World-wide, smaller farm-holdings play a valuable role in providing nutritious food for literally billions of people. Unfortunately, with the commercialisation and industrialisation of food-growing and land-use, the real value of farmers and healthy soils and waterways has been pushed to the limits in favour of unit-production and corporate strategising for control of land, food and seed. This leaves farming families often struggling to be valued for their energy while growing our food, often resulting in debt, stress, farm-loss, and even suicide.

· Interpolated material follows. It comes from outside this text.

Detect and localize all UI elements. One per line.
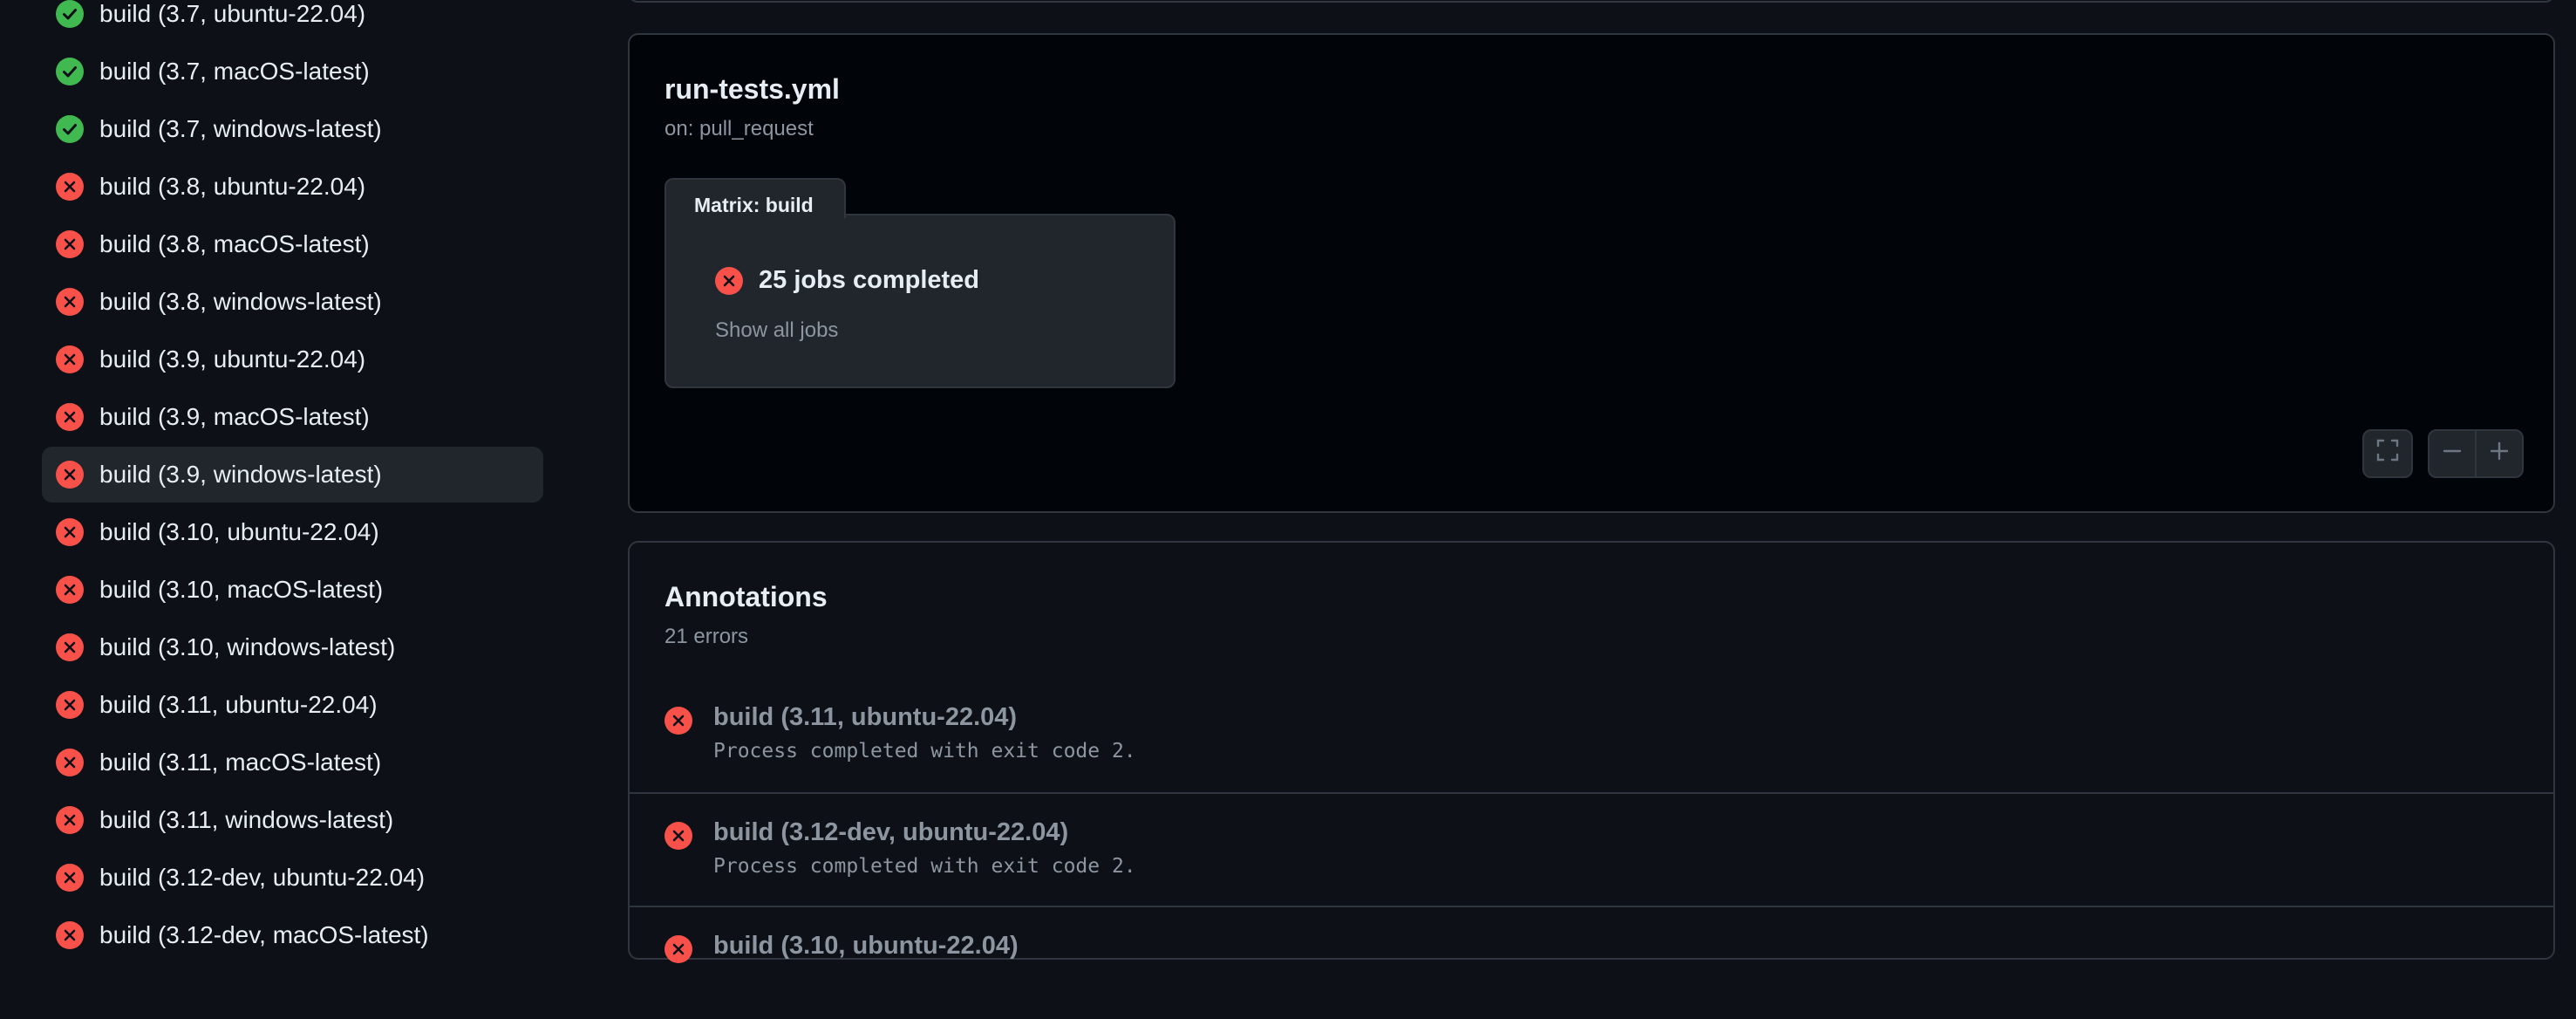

When one has a look around the world at this mind-set, what is found is :- massive mono-cultures; saturation of toxic chemicals in soils and waterways and all living systems including human bodies; a loss of natural food nutrients; the destruction of biodiverse ecosystems which are essential to the intricate balance of life; the loss of topsoil through mismanagement creating erosion; loss/damage of natural water cycles including precious underground aquifers; droughts; and the shifting of large amounts of people looking for food-growing land to sustain their families. Global corporate-owned ‘Special Economic Zones’ imposed on various countries cause mass-displacement, environmental havoc and are set up to avoid levies and liability.

On the local scene, we see that same push to urbanise due to the current system of unit-commercialisation of everything that corporations can ‘get their hands on’. In this push, the eyes set on commercial value only will miss the value of natural systems, wildlife, clean waterways, valuable food-growing land and thriving local communities. This requires the resourcefulness of local communities to gain access to otherwise hidden information (from ‘behind-closed-doors’ ‘negotiations’) and to gather peer-led ground-swell momentum to be able to protect their living environment now and into the future for generations to come.

water-wise farming picture from www.newforestfarm.com

The Koah community and wider region has been providing produce from many farms for the people of Cairns, Mareeba, and many extended market-places. Koah farmers are actively involved in soil regeneration processes to create essential living soil microbiology, and also in localising the food system for local community resilience, as well as being generously involved in dedicatedly providing quality produce further afield. From the soil and water system damage created by past land-use (tobacco-farming and mining heavy metal contamination), local farmers are taking responsibility for improving the land they are guardians of, while also creating healthier relationships with the water catchments and other living systems they rely on. Koah farmers and others throughout the tablelands are involved in ‘community-supported agriculture’ systems, which, on researching, prove to be a ‘way forward’ to responsible food-growing and land-use, as well as long-term health and nutrition and protection of water-catchments and the other living systems we all rely on, co-creating resilient communities.